Çolak'tan ilginç seçim yorumu
SP Rize İl Başkanı Çolak: "Milletimiz aç kalmaya da açıkta kalmaya da razı olur. Ama inancına müdahale ettirmez! Seçimin sonucu da budur"
Dilek ASLAN
Saadet Partisi Rize İl Başkanı Cemil Çolak, genel seçimler sonrası sessizliğini bozarak gelişmeleri Pazar53’e anlattı. Çolak, milletin seçimlerde önemli mesajlar verdiğini belirterek, "Milletimiz aç kalmaya da razı, açıkta kalmaya da. Benim istediğim kriterlerde hükümet yönetmeyebilir, benim mahsulüme istediğim fiyatı vermeyebilir. Ama benim inançlarımla hiç kimse uğraşamaz. Seçim sonucu bunu gösterdi" dedi.
İşte arkadaşımız Dilek Aslan'ın Saadet Partisi Rize İl başkanı Cemil Çolak ile yaptığı mülakat:
22 Temmuz seçimlerinden sonra AK Parti en büyük başarıyı yakaladı ve yeniden iktidar oldu.
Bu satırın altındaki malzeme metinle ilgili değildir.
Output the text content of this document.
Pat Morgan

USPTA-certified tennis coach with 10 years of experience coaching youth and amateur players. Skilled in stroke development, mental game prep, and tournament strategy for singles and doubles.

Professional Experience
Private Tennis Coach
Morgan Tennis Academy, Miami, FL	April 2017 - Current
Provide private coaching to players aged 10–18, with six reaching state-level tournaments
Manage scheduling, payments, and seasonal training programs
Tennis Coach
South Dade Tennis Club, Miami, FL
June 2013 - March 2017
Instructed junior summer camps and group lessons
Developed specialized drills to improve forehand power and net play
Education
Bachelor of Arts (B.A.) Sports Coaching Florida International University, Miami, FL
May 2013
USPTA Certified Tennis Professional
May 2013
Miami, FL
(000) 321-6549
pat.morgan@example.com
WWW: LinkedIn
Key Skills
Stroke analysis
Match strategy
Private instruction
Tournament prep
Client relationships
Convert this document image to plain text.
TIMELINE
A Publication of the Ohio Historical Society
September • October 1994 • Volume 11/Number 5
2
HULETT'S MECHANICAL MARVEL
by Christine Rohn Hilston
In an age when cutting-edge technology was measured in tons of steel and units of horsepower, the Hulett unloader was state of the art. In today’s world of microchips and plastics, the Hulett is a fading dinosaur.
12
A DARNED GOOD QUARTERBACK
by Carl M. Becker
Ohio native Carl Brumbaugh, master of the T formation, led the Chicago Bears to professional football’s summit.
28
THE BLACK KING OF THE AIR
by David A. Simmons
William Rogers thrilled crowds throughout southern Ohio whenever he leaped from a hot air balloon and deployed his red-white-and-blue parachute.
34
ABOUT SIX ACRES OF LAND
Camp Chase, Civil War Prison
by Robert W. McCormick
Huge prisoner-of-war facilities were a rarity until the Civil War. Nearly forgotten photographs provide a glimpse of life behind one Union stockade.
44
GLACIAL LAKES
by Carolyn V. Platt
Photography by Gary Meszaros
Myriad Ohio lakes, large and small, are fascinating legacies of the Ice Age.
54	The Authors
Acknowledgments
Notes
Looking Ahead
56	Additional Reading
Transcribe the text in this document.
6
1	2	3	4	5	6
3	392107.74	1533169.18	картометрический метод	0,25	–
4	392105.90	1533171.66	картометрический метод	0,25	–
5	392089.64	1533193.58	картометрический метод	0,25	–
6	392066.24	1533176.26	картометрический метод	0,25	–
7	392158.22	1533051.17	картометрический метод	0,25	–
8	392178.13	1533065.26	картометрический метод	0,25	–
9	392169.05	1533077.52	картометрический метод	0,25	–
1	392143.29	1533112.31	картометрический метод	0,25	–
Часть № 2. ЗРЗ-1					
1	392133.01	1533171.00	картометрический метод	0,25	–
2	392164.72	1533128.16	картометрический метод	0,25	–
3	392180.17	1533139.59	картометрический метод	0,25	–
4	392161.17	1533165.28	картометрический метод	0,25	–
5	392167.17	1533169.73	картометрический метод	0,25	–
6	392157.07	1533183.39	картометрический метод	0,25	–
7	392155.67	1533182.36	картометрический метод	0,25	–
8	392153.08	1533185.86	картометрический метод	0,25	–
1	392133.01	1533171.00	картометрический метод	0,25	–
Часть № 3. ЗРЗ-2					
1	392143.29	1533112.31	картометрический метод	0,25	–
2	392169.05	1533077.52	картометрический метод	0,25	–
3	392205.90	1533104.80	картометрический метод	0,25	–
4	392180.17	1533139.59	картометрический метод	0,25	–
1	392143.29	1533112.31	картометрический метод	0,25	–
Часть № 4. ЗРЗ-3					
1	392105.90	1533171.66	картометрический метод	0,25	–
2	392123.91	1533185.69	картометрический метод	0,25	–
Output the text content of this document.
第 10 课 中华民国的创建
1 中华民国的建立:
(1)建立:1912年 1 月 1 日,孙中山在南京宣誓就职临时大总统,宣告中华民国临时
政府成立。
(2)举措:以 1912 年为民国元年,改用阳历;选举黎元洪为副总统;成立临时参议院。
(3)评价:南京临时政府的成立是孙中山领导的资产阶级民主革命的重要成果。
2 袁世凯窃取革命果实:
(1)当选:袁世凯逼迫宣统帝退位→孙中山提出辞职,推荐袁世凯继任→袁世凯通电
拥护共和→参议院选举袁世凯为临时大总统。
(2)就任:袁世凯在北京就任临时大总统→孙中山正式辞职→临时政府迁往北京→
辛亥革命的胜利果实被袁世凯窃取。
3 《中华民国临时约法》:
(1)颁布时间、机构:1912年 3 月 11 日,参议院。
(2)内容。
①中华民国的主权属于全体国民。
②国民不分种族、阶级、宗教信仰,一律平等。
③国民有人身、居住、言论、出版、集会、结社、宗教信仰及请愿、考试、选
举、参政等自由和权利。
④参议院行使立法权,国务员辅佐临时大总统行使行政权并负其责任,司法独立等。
AK Parti’nin başarısını ve 22 Temmuz seçim değerlendirmesini yapar mısınız?
AKP bunu tek başına başarmadı. Bu sonucu almasının etkenleri vardır. Birincisi CHP'nin yapmış olduğu muhalefet. İkincisi bazı mihrakların yapmış olduğu oyunlar. Mesela rejim elden gidiyor söylemleri. Abdullah Gül'ün cumhurbaşkanı edilmeyişi. YÖK'ün imam hatiplilere karşı tavrı. Bu ve bunun gibi olaylar ve CHP'nin yanlış muhalefeti... Türkiye'de o kadar sorun varken, rejimi ön tarafa atıp da ekonomik sıkıntıları, kültürel sıkıntıları, ahlaki sıkıntıları dile getirmeyip sadece rejimi dile getirerek bazı mihrakları ayaklandırarak, bizim insanlarımızın duygularını kabartarak yapmış oldukları muhalefet şeklinden sonra AK Parti bu çoğunluğu sağladı. Yoksa kendisinin bugün yapmış olduğu politikalarla ABD menşeli, IMF politikalarıyla beraber memur, köylü hiçbiri memnun değil. Bunları halkımız iyi biliyor. Ama bizim halkımız şu seçimde şunu gösterdi: Aç kalmaya da razıyım, açıkta kalmaya da. Beni istediğim kriterlerde hükümet yönetmeyebilir, benim mahsulüme istediğim fiyatı vermeyebilir. Ama benim inançlarımla hiç kimse uğraşamaz. Biz her şeye razıyız. Ama bizim dinimizle, diyanetimizle, inançlarımızla, başörtümüzle uğraşmasınlar. Millet bu mesajı verdi. Cumhurbaşkanını AKP çıkarmak istiyorsa -bu onun en doğal hakkıdır- diyerek buna tepki gösterdiler ve bu sonuç ortaya çıktı.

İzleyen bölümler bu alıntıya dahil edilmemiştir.